The idea is that your page defines the query that should be dispatched and that your hook and components define their data-requirements. While in your case, all the queries and fragments are defined in a separate folder and file making them really hard to discover. Let's apply this to your channel for example, this would start embedding the useDataChannels hook as creating separate files for this is kinda redundant.

channel-selector.tsx

// your imports
const queryChannels = graphql(
  `
    query channels {
      channels {
        items {
          ...Channel
        }
        totalItems
      }
    }
  `,
  [Channel]
);

export const ChannelSelector = () => {
  useQuery(queryChannels)
  // more component stuff
}

Now if you were to have a logical UI unit that represents a channel you could use the fragment for Channel in there, if there is no logical unit for a channel there is no need to define a fragment.

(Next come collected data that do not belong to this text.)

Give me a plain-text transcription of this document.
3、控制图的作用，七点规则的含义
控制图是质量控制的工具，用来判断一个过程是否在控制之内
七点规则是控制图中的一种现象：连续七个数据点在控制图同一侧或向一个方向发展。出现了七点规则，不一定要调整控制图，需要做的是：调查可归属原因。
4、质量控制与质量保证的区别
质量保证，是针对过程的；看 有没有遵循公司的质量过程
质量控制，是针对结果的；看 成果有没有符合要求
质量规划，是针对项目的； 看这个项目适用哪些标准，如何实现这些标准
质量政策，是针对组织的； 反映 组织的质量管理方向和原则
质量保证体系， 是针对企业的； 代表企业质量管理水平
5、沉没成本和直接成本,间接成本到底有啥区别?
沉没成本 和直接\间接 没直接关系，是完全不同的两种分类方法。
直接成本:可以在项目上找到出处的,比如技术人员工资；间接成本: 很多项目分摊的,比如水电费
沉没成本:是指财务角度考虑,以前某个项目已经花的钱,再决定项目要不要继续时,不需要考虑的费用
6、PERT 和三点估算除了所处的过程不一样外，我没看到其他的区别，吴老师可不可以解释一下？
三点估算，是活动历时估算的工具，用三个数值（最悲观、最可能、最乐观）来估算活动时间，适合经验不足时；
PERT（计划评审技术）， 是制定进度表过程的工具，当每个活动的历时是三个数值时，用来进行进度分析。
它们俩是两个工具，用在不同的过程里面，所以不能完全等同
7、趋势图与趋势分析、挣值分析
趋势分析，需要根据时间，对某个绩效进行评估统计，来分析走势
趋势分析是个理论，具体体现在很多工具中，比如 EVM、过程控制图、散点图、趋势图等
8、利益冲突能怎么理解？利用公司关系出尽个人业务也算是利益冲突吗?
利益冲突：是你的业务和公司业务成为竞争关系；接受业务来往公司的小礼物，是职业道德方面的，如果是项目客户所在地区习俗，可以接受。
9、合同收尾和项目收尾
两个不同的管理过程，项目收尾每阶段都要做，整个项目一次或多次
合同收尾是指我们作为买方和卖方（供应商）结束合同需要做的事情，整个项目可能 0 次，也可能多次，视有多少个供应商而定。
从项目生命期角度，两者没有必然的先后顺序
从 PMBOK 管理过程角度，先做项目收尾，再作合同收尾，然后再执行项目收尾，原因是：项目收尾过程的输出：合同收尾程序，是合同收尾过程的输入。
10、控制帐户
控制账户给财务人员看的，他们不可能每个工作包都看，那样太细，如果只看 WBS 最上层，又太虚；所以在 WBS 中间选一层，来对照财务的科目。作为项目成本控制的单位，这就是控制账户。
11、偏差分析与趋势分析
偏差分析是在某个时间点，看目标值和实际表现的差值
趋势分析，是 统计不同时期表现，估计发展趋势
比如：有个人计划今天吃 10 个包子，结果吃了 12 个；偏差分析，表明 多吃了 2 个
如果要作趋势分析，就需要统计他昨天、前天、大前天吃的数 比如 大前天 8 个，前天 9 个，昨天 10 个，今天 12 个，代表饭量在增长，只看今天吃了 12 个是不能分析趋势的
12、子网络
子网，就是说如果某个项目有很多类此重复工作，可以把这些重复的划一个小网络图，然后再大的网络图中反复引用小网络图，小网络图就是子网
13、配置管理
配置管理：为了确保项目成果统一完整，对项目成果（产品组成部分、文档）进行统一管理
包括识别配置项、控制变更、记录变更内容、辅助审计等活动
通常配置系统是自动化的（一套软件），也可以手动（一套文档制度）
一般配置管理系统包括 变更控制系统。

I could not really find where your app starts but generally you would even hoist this up further, i.e. rather than having to define the query-boundary in your components it could be on page and ChannelSelector could export a fragment that tells the page what data it needs like

fragment ChannelSelector_Fields on Query {
  channels { items { ... } }
}

Another good article about that can be found here

tianyingchun commented 5 months ago

thanks for your explaination, that's very usefull for me , i totally agree indeed it does not make sense to split these into individual files, put fragment to component is good.